The anticancer agent doxorubicin has two different effects on human SK-MEL-170 melanoma cells: the well known direct cytotoxicity and a marked enhancement of their susceptibility to killing by the R24 monoclonal anti-GD3) ganglioside antibody and human complement. This complement-enhancing effect of doxorubicin is also present after covalent immobilization onto glycerol-coated glass beads preventing cellular uptake of the drug (M. Panneerselvam, R. Bredehorst, and C-W. Vogel, Proc. Natl. Acad. Sci. USA, 83: 9144-9148, 1986).
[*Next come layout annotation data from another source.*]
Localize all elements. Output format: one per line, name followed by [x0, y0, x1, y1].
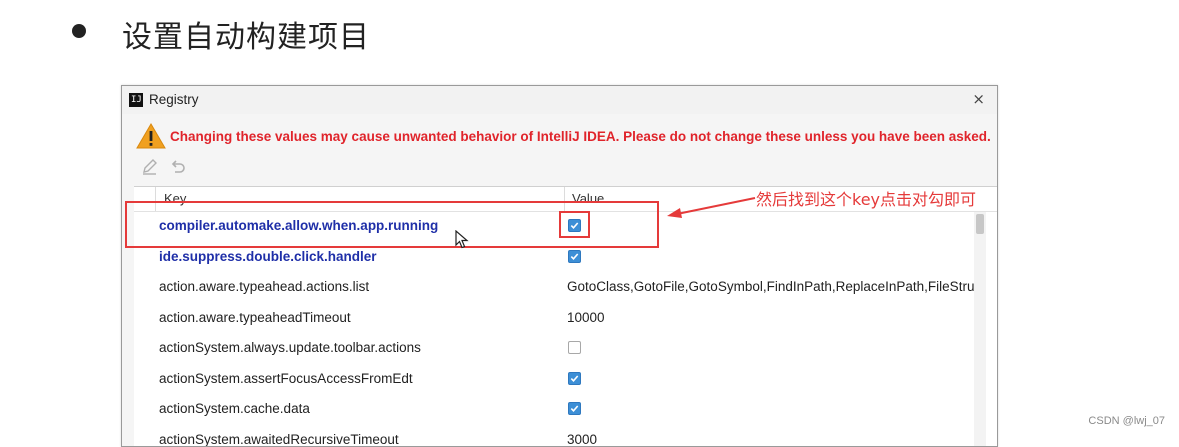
slide-title: 设置自动构建项目 — [122, 12, 370, 56]
slide-bullet — [72, 24, 86, 38]
checkmark-icon — [570, 374, 579, 383]
table-row[interactable]: actionSystem.assertFocusAccessFromEdt — [134, 365, 974, 395]
close-button[interactable]: × — [972, 90, 985, 108]
row-key: actionSystem.assertFocusAccessFromEdt — [159, 371, 413, 386]
checkmark-icon — [570, 252, 579, 261]
registry-dialog: IJ Registry × Changing these values may … — [121, 85, 998, 447]
table-row[interactable]: actionSystem.always.update.toolbar.actio… — [134, 334, 974, 364]
row-value[interactable]: 3000 — [567, 432, 974, 447]
table-row[interactable]: action.aware.typeahead.actions.list GotoC… — [134, 273, 974, 303]
row-value[interactable]: 10000 — [567, 310, 974, 325]
edit-icon[interactable] — [141, 158, 159, 176]
row-key: action.aware.typeaheadTimeout — [159, 310, 351, 325]
vertical-scrollbar[interactable] — [974, 212, 986, 447]
value-checkbox[interactable] — [568, 372, 581, 385]
row-value[interactable]: GotoClass,GotoFile,GotoSymbol,FindInPath… — [567, 279, 974, 294]
table-row[interactable]: actionSystem.awaitedRecursiveTimeout 3000 — [134, 426, 974, 447]
checkmark-icon — [570, 404, 579, 413]
annotation-text: 然后找到这个key点击对勾即可 — [756, 186, 976, 210]
table-row[interactable]: action.aware.typeaheadTimeout 10000 — [134, 304, 974, 334]
scrollbar-thumb[interactable] — [976, 214, 984, 234]
value-checkbox[interactable] — [568, 341, 581, 354]
row-key: ide.suppress.double.click.handler — [159, 249, 377, 264]
dialog-title: Registry — [149, 92, 199, 107]
table-row[interactable]: actionSystem.cache.data — [134, 395, 974, 425]
watermark: CSDN @lwj_07 — [1088, 415, 1165, 427]
warning-text: Changing these values may cause unwanted… — [170, 129, 991, 144]
row-key: actionSystem.cache.data — [159, 401, 310, 416]
value-checkbox[interactable] — [568, 250, 581, 263]
mouse-cursor-icon — [455, 230, 469, 250]
row-key: action.aware.typeahead.actions.list — [159, 279, 369, 294]
intellij-app-icon: IJ — [129, 93, 143, 107]
annotation-arrow-icon — [665, 188, 757, 228]
revert-icon[interactable] — [169, 158, 187, 176]
value-checkbox[interactable] — [568, 402, 581, 415]
dialog-titlebar: IJ Registry × — [122, 86, 997, 114]
highlight-box-checkbox — [559, 211, 590, 238]
row-key: actionSystem.awaitedRecursiveTimeout — [159, 432, 399, 447]
warning-icon — [136, 122, 166, 150]
row-key: actionSystem.always.update.toolbar.actio… — [159, 340, 421, 355]
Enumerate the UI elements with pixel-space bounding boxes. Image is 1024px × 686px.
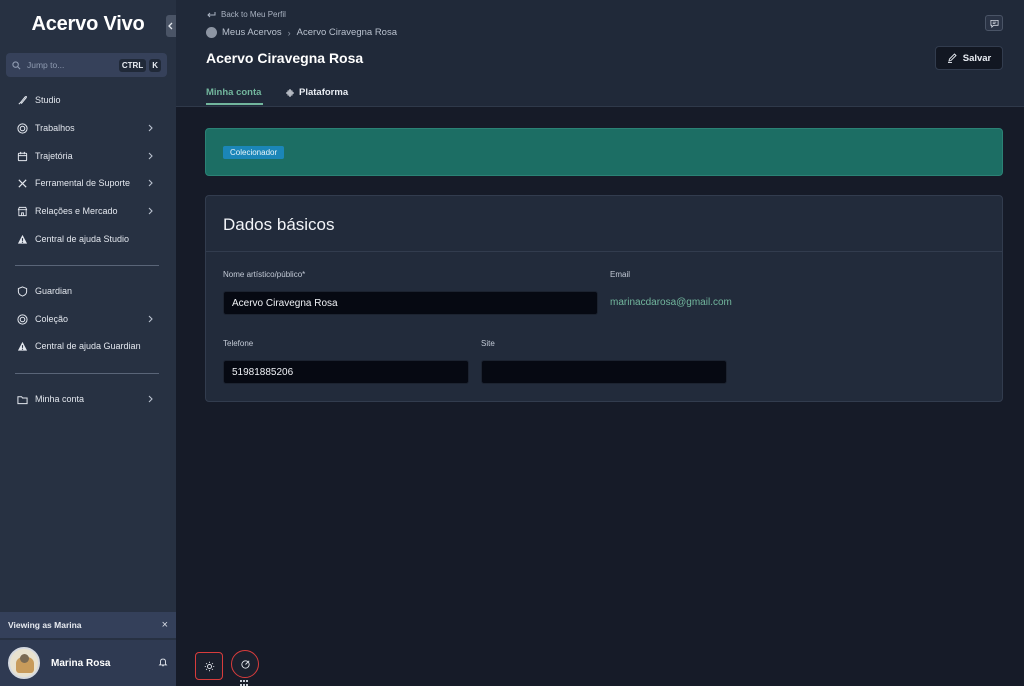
warning-icon (17, 341, 28, 352)
collapse-sidebar-button[interactable] (166, 15, 176, 37)
close-impersonation-button[interactable]: × (162, 619, 168, 631)
site-field[interactable] (481, 360, 727, 384)
sidebar-divider (15, 373, 159, 374)
page-header: Back to Meu Perfil Meus Acervos › Acervo… (176, 0, 1024, 107)
sidebar-item-ferramental[interactable]: Ferramental de Suporte (0, 172, 176, 194)
return-arrow-icon (207, 11, 216, 17)
chevron-right-icon (148, 207, 153, 215)
avatar[interactable] (8, 647, 40, 679)
email-label: Email (610, 270, 631, 279)
chevron-right-icon (148, 179, 153, 187)
role-badge: Colecionador (223, 146, 285, 159)
breadcrumb: Meus Acervos › Acervo Ciravegna Rosa (206, 27, 397, 38)
sidebar-item-label: Studio (35, 95, 61, 105)
jump-to-search[interactable]: Jump to... CTRL K (6, 53, 167, 77)
chevron-left-icon (168, 22, 173, 30)
sidebar-item-label: Trajetória (35, 151, 73, 161)
name-field-label: Nome artístico/público* (223, 270, 306, 279)
sidebar-item-label: Ferramental de Suporte (35, 178, 131, 188)
breadcrumb-item-current: Acervo Ciravegna Rosa (296, 27, 397, 38)
warning-icon (17, 234, 28, 245)
collection-icon (206, 27, 217, 38)
back-link-label: Back to Meu Perfil (221, 10, 286, 19)
sidebar-item-ajuda-studio[interactable]: Central de ajuda Studio (0, 228, 176, 250)
app-logo[interactable]: Acervo Vivo (0, 13, 176, 36)
sidebar-item-colecao[interactable]: Coleção (0, 308, 176, 330)
dev-tools-button[interactable] (231, 650, 259, 678)
breadcrumb-item[interactable]: Meus Acervos (222, 27, 282, 38)
sidebar-item-studio[interactable]: Studio (0, 89, 176, 111)
sidebar-item-label: Trabalhos (35, 123, 75, 133)
message-icon (989, 19, 999, 28)
sidebar-item-label: Central de ajuda Guardian (35, 341, 141, 351)
save-button-label: Salvar (962, 52, 992, 64)
sidebar-item-relacoes[interactable]: Relações e Mercado (0, 200, 176, 222)
sidebar-item-label: Coleção (35, 314, 69, 324)
sidebar-item-trajetoria[interactable]: Trajetória (0, 145, 176, 167)
sidebar-item-label: Guardian (35, 286, 73, 296)
sidebar-item-label: Relações e Mercado (35, 206, 118, 216)
target-icon (17, 122, 28, 134)
phone-field-label: Telefone (223, 339, 254, 348)
email-value: marinacdarosa@gmail.com (610, 297, 732, 308)
save-button[interactable]: Salvar (935, 46, 1003, 70)
sidebar-item-guardian[interactable]: Guardian (0, 280, 176, 302)
theme-toggle-button[interactable] (195, 652, 223, 680)
sidebar-item-minha-conta[interactable]: Minha conta (0, 388, 176, 410)
folder-icon (17, 394, 28, 405)
chevron-right-icon (148, 395, 153, 403)
drag-handle[interactable] (240, 680, 250, 686)
sidebar-item-label: Central de ajuda Studio (35, 234, 130, 244)
puzzle-icon (286, 88, 294, 97)
shortcut-key-ctrl: CTRL (118, 58, 147, 72)
search-placeholder: Jump to... (27, 60, 65, 70)
tab-label: Plataforma (299, 87, 349, 98)
profile-type-banner: Colecionador (205, 128, 1003, 176)
sidebar: Acervo Vivo Jump to... CTRL K Studio Tra… (0, 0, 176, 686)
calendar-icon (17, 151, 28, 162)
back-link[interactable]: Back to Meu Perfil (206, 10, 286, 19)
tab-plataforma[interactable]: Plataforma (285, 87, 348, 98)
tab-minha-conta[interactable]: Minha conta (206, 87, 261, 98)
sidebar-item-ajuda-guardian[interactable]: Central de ajuda Guardian (0, 335, 176, 357)
tools-icon (17, 178, 28, 189)
page-title: Acervo Ciravegna Rosa (206, 50, 364, 66)
edit-icon (947, 53, 957, 63)
target-icon (240, 659, 250, 669)
target-icon (17, 313, 28, 325)
sun-icon (204, 661, 214, 671)
chevron-right-icon (148, 124, 153, 132)
card-divider (206, 251, 1002, 252)
sidebar-item-trabalhos[interactable]: Trabalhos (0, 117, 176, 139)
brush-icon (17, 95, 28, 106)
sidebar-divider (15, 265, 159, 266)
user-profile[interactable]: Marina Rosa (0, 640, 176, 686)
bell-icon[interactable] (158, 654, 168, 672)
name-field[interactable]: Acervo Ciravegna Rosa (223, 291, 598, 315)
active-tab-indicator (206, 103, 263, 105)
site-field-label: Site (481, 339, 495, 348)
basic-data-card: Dados básicos Nome artístico/público* Ac… (205, 195, 1003, 402)
chevron-right-icon (148, 315, 153, 323)
card-title: Dados básicos (223, 215, 335, 234)
viewing-as-text: Viewing as Marina (8, 620, 82, 630)
breadcrumb-separator: › (287, 27, 291, 38)
phone-field[interactable]: 51981885206 (223, 360, 469, 384)
sidebar-item-label: Minha conta (35, 394, 85, 404)
user-name: Marina Rosa (51, 657, 111, 669)
feedback-button[interactable] (985, 15, 1003, 31)
shortcut-key-k: K (149, 58, 161, 72)
shield-icon (17, 285, 28, 297)
chevron-right-icon (148, 152, 153, 160)
impersonation-banner: Viewing as Marina × (0, 612, 176, 638)
search-icon (12, 60, 21, 69)
store-icon (17, 206, 28, 217)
In order to investigate the effect of doxorubicin resistance on the complement-enhancing activity of the drug, we have established a doxorubicin-resistant SK-MEL-170 subline. The development of drug resistance in these melanoma cells was associated with multiple phenotypical changes including an increased expression of at least four high molecular weight plasma membrane proteins or glycoproteins with molecular weights of approximately 220,000, 180,000, 150,000, and 130,000, respectively. The drug-resistant cells accumulated doxorubicin at approximately 2-fold lower amounts in accordance with a 2-fold higher efflux of doxorubicin from these cells. The basal complement susceptibility of the doxorubicin-resistant cells was reduced by more than 60% presumably as a result of the observed reduced expression of GD3 sites and decreased binding of C3b. Most importantly, the doxorubicin-resistant cells were also resistant against the complement-enhancing effect of the free and immobilized drug. The two doxorubicin resistance phenomena, the resistance to the cytotoxic and to the complement-enhancing activities of the drug, seem to be fundamentally different: (a) to achieve comparable cytotoxic and complement-enhancing effects on drug-sensitive and -resistant SK-MEL-170 cells, the drug-resistant cells required 178-fold higher concentrations of free doxorubicin for the cytotoxic effect but only 5-fold higher amounts of the free drug and 12-fold higher amounts of the immobilized drug for the complement-enhancing effect; (b) resistance against the cytotoxic activity of doxorubicin is associated with reduced intracellular drug accumulation, while the data obtained with immobilized doxorubicin indicate that resistance to the complement-enhancing activity of the drug is independent of cellular drug uptake. These data suggest that different mechanisms are responsible for the two resistance phenomena in doxorubicin-resistant melanoma cells.